Я не сомневался, что она говорит правду, и все же странным каким-то было это "да", словно о давно известном факте – а ведь недавно именно она сделала вывод, что войско возглавляет лично Карл… Ладно. Этак я скоро самого себя невесть в чем подозревать начну.

– При подходе вражеских войск он бы, конечно, успел покинуть замок, – продолжил я, не став интересоваться цветами платьев. – Но шпионы Ришарда тоже не дремали. Скрыть перемещение такой большой армии трудно. На вражеской территории еще можно вырезать всех свидетелей, но на своей собственной даже Карл не мог себе такого позволить. Узнав, что войско Грифона переместилось к югу и движется на восток, Ришарду – или его советникам – пришлось срочно менять план. Вместо того, чтобы спокойно ждать, пока остальные подтянутся на север, он вынужден был выступить навстречу своим войскам. К западной группировке он, впрочем, уже не успевал, и ею, скорее всего, было решено пожертвовать, чтобы хоть как-то замедлить продвижение грифонцев, а заодно и создать у них впечатление, что все идет по их сценарию.

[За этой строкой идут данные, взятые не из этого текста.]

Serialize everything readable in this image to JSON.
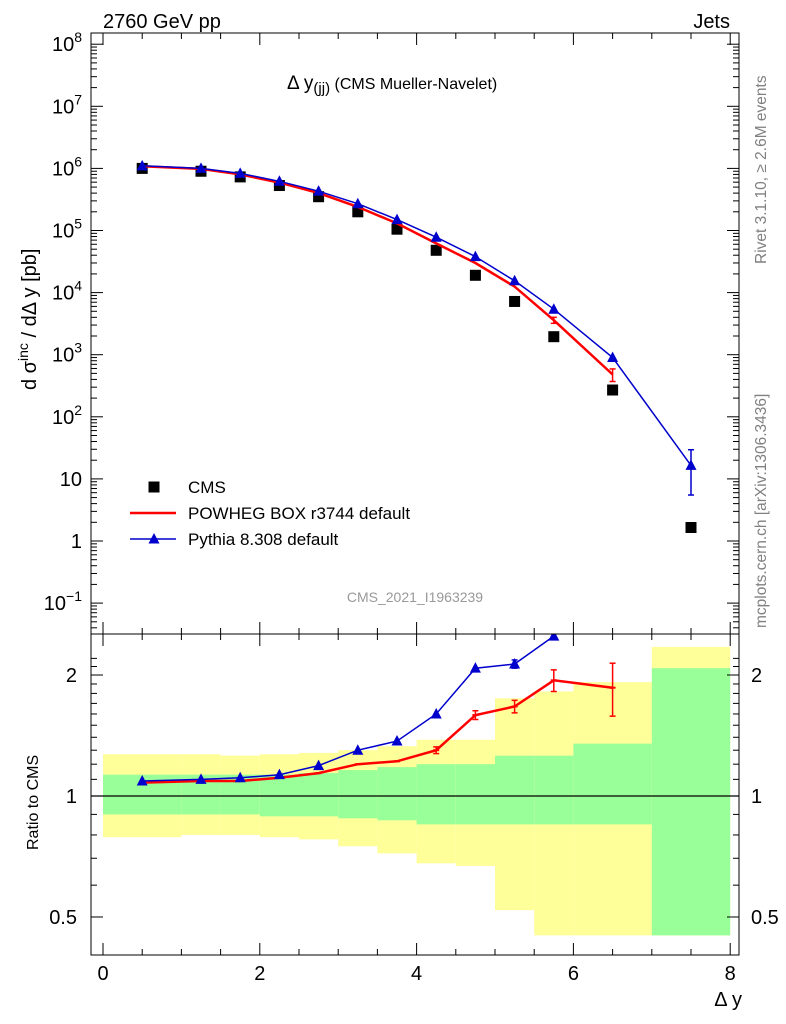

Так что Верному повезло, что он вовремя унес оттуда копыта; возможно, именно туда в первую очередь добрались шпионы, сообщившие о вражеском походе, и именно на Верном, как одном из лучших в той армии коней, это известие было доставлено Йорлингу… Зато, двинувшись не на запад, а на юг, Ришард успевал соединиться с Рануаром – при условии, что тот тоже пойдет не на северо-запад, а строго на север от Ра-де-Ро. При этом объединенная армия как раз заняла бы позицию на пути у грифонцев. И вот, соответственно, Рануару отправился этот самый приказ. Не знаю, рассчитывал ли гонец успеть в Нуаррот до отхода графского войска, или собирался просто спокойно дождаться Рануара в Ра-де-Ро – это зависит от того, насколько он сам был осведомлен о смысле своей депеши и был ли уверен, что армия Рануара пройдет через город… Судя по обстоятельствам нашей встречи, он все же собирался ехать дальше. Но в любом случае приказ, как мы знаем, получен не был, и граф продолжал идти на северо-запад по первоначальному плану…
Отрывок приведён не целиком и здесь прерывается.